Ganjar mengaku tak terlalu sulit untuk membagi waktunya sebagai gubernur dan capres. Ia menuturkan akan melakukan safari politik di akhir pekan untuk menghindari COI.
"Membagi (waktu) nya tidak terlalu sulit karena saya tahu diri masih menjadi pejabat. Maka menghindari conflict of interest, saya pergi keluar Jawa Tengah pada saat hari libur," kata Ganjar di rumah aspirasi relawan di Jalan Diponegoro, Jakarta Pusat, Kamis (1/6).
Selain itu, Ganjar juga menggunakan aplikasi digital untuk tetap menerima keluhan masyarakat. Sejauh ini, keluhan masyarakat bisa direspons dengan cepat.

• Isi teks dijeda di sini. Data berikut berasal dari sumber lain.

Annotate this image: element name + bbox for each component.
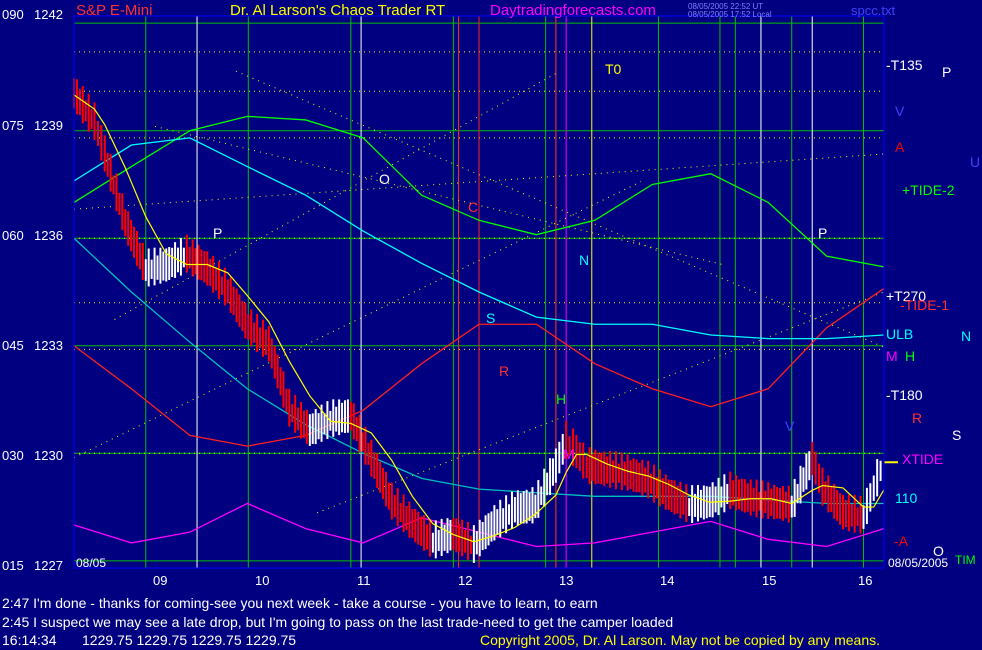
y-label-left: 015 [2,558,24,573]
label-r-right: R [912,410,923,426]
copyright-text: Copyright 2005, Dr. Al Larson. May not b… [480,632,881,648]
x-start-date: 08/05 [76,556,107,570]
x-hour-label: 15 [762,573,777,588]
fan-line [114,70,561,321]
x-hour-label: 10 [255,573,270,588]
y-label-left: 090 [2,7,24,22]
data-file-name: spcc.txt [851,3,896,18]
label-tim: TIM [955,553,976,567]
label-n-chart: N [579,252,590,268]
label-o-bottom: O [933,543,944,559]
label-t135: -T135 [886,57,923,73]
message-line: 2:47 I'm done - thanks for coming-see yo… [2,595,598,611]
status-quote: 1229.75 1229.75 1229.75 1229.75 [82,632,297,648]
y-label-right: 1233 [34,338,63,353]
label-v-right: V [895,103,905,119]
label-t0: T0 [605,61,622,77]
y-label-right: 1236 [34,228,63,243]
label-a-bottom: -A [894,533,908,549]
label-m-chart: M [563,446,575,462]
y-label-right: 1230 [34,448,63,463]
y-label-left: 075 [2,118,24,133]
x-hour-label: 09 [153,573,168,588]
y-label-right: 1242 [34,7,63,22]
y-label-right: 1239 [34,118,63,133]
fan-line [154,125,723,265]
label-p-chart: P [213,225,223,241]
chart-root: S&P E-Mini Dr. Al Larson's Chaos Trader … [0,0,982,650]
label-o-chart: O [379,171,390,187]
label-v-chart: V [785,418,795,434]
label-u-right: U [970,154,981,170]
y-label-right: 1227 [34,558,63,573]
label-ulb: ULB [886,326,914,342]
label-s-chart: S [486,310,496,326]
x-hour-label: 12 [458,573,473,588]
label-h-right: H [905,348,916,364]
label-t180: -T180 [886,387,923,403]
y-label-left: 030 [2,448,24,463]
y-label-left: 045 [2,338,24,353]
x-hour-label: 16 [858,573,873,588]
chart-title: Dr. Al Larson's Chaos Trader RT [230,2,446,19]
x-hour-label: 14 [660,573,675,588]
label-110: 110 [895,490,918,506]
fan-line [235,70,885,348]
label-p-right: P [942,64,952,80]
label-xtide: XTIDE [902,451,944,467]
label-s-right: S [952,427,962,443]
label-a-right: A [895,139,905,155]
status-time: 16:14:34 [2,632,57,648]
label-r-chart: R [499,363,510,379]
label-h-chart: H [556,391,567,407]
label-n-right: N [961,328,972,344]
label-p-chart-2: P [818,225,828,241]
x-hour-label: 11 [357,573,371,588]
local-time: 08/05/2005 17:52 Local [688,10,772,19]
label-tide-1: -TIDE-1 [900,297,949,313]
label-c-chart: C [468,199,479,215]
label-m-right: M [886,348,898,364]
label-tide-2: +TIDE-2 [902,182,955,198]
y-label-left: 060 [2,228,24,243]
chart-symbol: S&P E-Mini [76,2,153,19]
x-hour-label: 13 [559,573,574,588]
message-line: 2:45 I suspect we may see a late drop, b… [2,614,674,630]
website-link[interactable]: Daytradingforecasts.com [490,2,656,19]
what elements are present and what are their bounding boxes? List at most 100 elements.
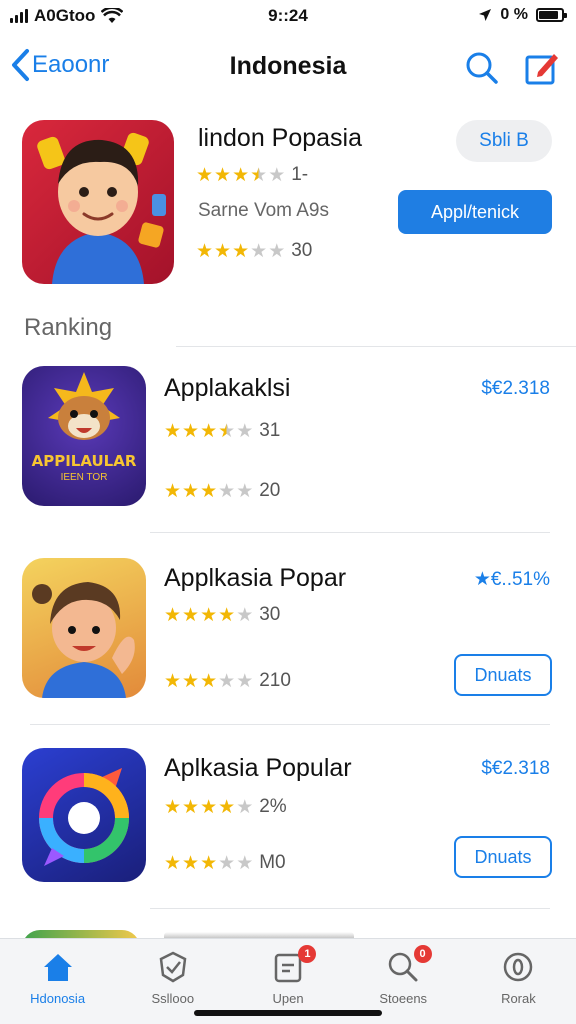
app-icon[interactable]: APPILAULAR IEEN TOR (22, 366, 146, 506)
app-price: $€2.318 (481, 758, 550, 779)
star-icon: ★ (236, 852, 254, 874)
rating-count: M0 (259, 852, 286, 873)
star-icon: ★ (182, 604, 200, 626)
rating-count: 31 (259, 420, 281, 441)
rating-b: ★ ★ ★ ★ ★ 20 (164, 480, 280, 502)
star-icon: ★ (200, 852, 218, 874)
star-rating: ★ ★ ★ ★ ★ (196, 166, 285, 185)
star-icon: ★ (218, 796, 236, 818)
featured-app-title: lindon Popasia (198, 124, 363, 152)
featured-pill-button[interactable]: Sbli B (456, 120, 552, 162)
cartoon-girl-icon (32, 582, 135, 698)
star-icon: ★ (164, 420, 182, 442)
star-icon: ★ (164, 796, 182, 818)
star-rating: ★ ★ ★ ★ ★ (164, 798, 253, 817)
featured-rating-text: 1- (291, 164, 309, 185)
star-icon: ★ (200, 670, 218, 692)
star-rating: ★ ★ ★ ★ ★ (164, 606, 253, 625)
cartoon-boy-icon (37, 132, 166, 284)
shield-check-icon (159, 951, 187, 983)
tab-label: Upen (272, 991, 304, 1006)
ranking-row[interactable]: Applkasia Popar ★€..51% ★ ★ ★ ★ ★ 30 ★ ★ ★ ★ ★ 2… (22, 558, 554, 700)
star-icon: ★ (250, 240, 268, 262)
star-rating: ★ ★ ★ ★ ★ (164, 672, 253, 691)
divider (176, 346, 576, 347)
back-button[interactable]: Eaoonr (10, 48, 109, 82)
app-price: ★€..51% (473, 569, 550, 590)
nav-bar: Eaoonr Indonesia (0, 40, 576, 96)
account-icon (504, 952, 533, 982)
rating-count: 30 (259, 604, 281, 625)
star-icon: ★ (232, 240, 250, 262)
divider (150, 908, 550, 909)
app-icon[interactable] (22, 558, 146, 698)
home-icon (43, 954, 72, 981)
star-icon: ★ (236, 480, 254, 502)
star-icon: ★ (200, 480, 218, 502)
star-icon: ★ (200, 604, 218, 626)
tab-label: Stoeens (379, 991, 428, 1006)
app-icon[interactable] (22, 748, 146, 882)
star-icon: ★ (196, 164, 214, 186)
star-icon: ★ (182, 852, 200, 874)
ranking-row[interactable]: Aplkasia Popular $€2.318 ★ ★ ★ ★ ★ 2% ★ ★ ★ ★ ★ … (22, 748, 554, 890)
rating-count: 210 (259, 670, 291, 691)
star-icon: ★ (218, 670, 236, 692)
fox-mascot-icon (48, 372, 120, 440)
featured-primary-button[interactable]: Appl/tenick (398, 190, 552, 234)
star-icon: ★ (218, 480, 236, 502)
rating-count: 2% (259, 796, 287, 817)
star-icon: ★ (250, 164, 268, 186)
star-icon: ★ (268, 240, 286, 262)
notification-badge: 0 (413, 945, 432, 963)
ranking-row[interactable]: APPILAULAR IEEN TOR Applakaklsi $€2.318 … (22, 366, 554, 510)
download-button[interactable]: Dnuats (454, 654, 552, 696)
star-icon: ★ (164, 480, 182, 502)
rating-a: ★ ★ ★ ★ ★ 30 (164, 604, 280, 626)
star-icon: ★ (268, 164, 286, 186)
status-right: 0 % (478, 6, 567, 24)
tab-label: Rorak (501, 991, 536, 1006)
colorful-ring-icon (39, 768, 129, 866)
star-icon: ★ (200, 796, 218, 818)
star-icon: ★ (196, 240, 214, 262)
search-button[interactable] (462, 48, 502, 88)
star-icon: ★ (218, 852, 236, 874)
featured-app-icon[interactable] (22, 120, 174, 284)
app-icon-text: APPILAULAR (31, 452, 137, 470)
search-icon (466, 52, 498, 84)
tab-label: Hdonosia (30, 991, 86, 1006)
star-rating: ★ ★ ★ ★ ★ (164, 854, 253, 873)
star-icon: ★ (236, 670, 254, 692)
battery-percent: 0 % (500, 6, 528, 23)
star-icon: ★ (164, 670, 182, 692)
location-icon (479, 9, 492, 21)
star-icon: ★ (214, 164, 232, 186)
featured-app[interactable]: lindon Popasia ★ ★ ★ ★ ★ 1- Sarne Vom A9s ★ ★… (22, 120, 554, 290)
notification-badge: 1 (298, 945, 317, 963)
app-icon-subtext: IEEN TOR (60, 472, 108, 483)
app-title: Applakaklsi (164, 374, 291, 402)
rating-b: ★ ★ ★ ★ ★ M0 (164, 852, 286, 874)
star-rating: ★ ★ ★ ★ ★ (164, 482, 253, 501)
app-price: $€2.318 (481, 378, 550, 399)
back-label: Eaoonr (32, 51, 110, 78)
star-icon: ★ (200, 420, 218, 442)
star-icon: ★ (236, 604, 254, 626)
chevron-left-icon (12, 49, 29, 81)
featured-rating-bottom: ★ ★ ★ ★ ★ 30 (196, 240, 312, 262)
tab-account[interactable]: Rorak (461, 939, 576, 1024)
star-icon: ★ (218, 420, 236, 442)
star-icon: ★ (164, 604, 182, 626)
tab-home[interactable]: Hdonosia (0, 939, 115, 1024)
home-indicator (194, 1010, 382, 1016)
featured-rating-count: 30 (291, 240, 313, 261)
star-icon: ★ (236, 796, 254, 818)
compose-button[interactable] (522, 48, 562, 88)
rating-count: 20 (259, 480, 281, 501)
divider (30, 724, 550, 725)
download-button[interactable]: Dnuats (454, 836, 552, 878)
star-icon: ★ (182, 420, 200, 442)
rating-b: ★ ★ ★ ★ ★ 210 (164, 670, 291, 692)
tab-label: Ssllooo (151, 991, 195, 1006)
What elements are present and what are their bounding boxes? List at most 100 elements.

"Ini bukan zaman batu, ini zaman digital maka ketika libur pun saya mengerjakan dengan alat kecil ini (menunjukkan HP). Sehingga tadi ada komplain tidak bisa sekolah dia dibully, kita urus di perjalanan harus beres hari ini," ucapnya.
"Mereka tidak mendapatkan pupuk, enggak usah teriak-teriak, lapor di aplikasi laporgub kami selesaikan," lanjut Ganjar.
Ia memastikan akan terus melakukan pelayanan masyarakat sebagai sikap politik. Ganjar juga menegaskan safari politiknya tidak menggunakan APBD Jateng.
"Jadi soal cerita pelayanan masyarakat itu soal sikap politik dan bagaimana hati kita untuk berkomitmen untuk itu. Di luar itu, dan kami tidak menggunakan anggaran dari APBD (untuk safari politik)," pungkasnya.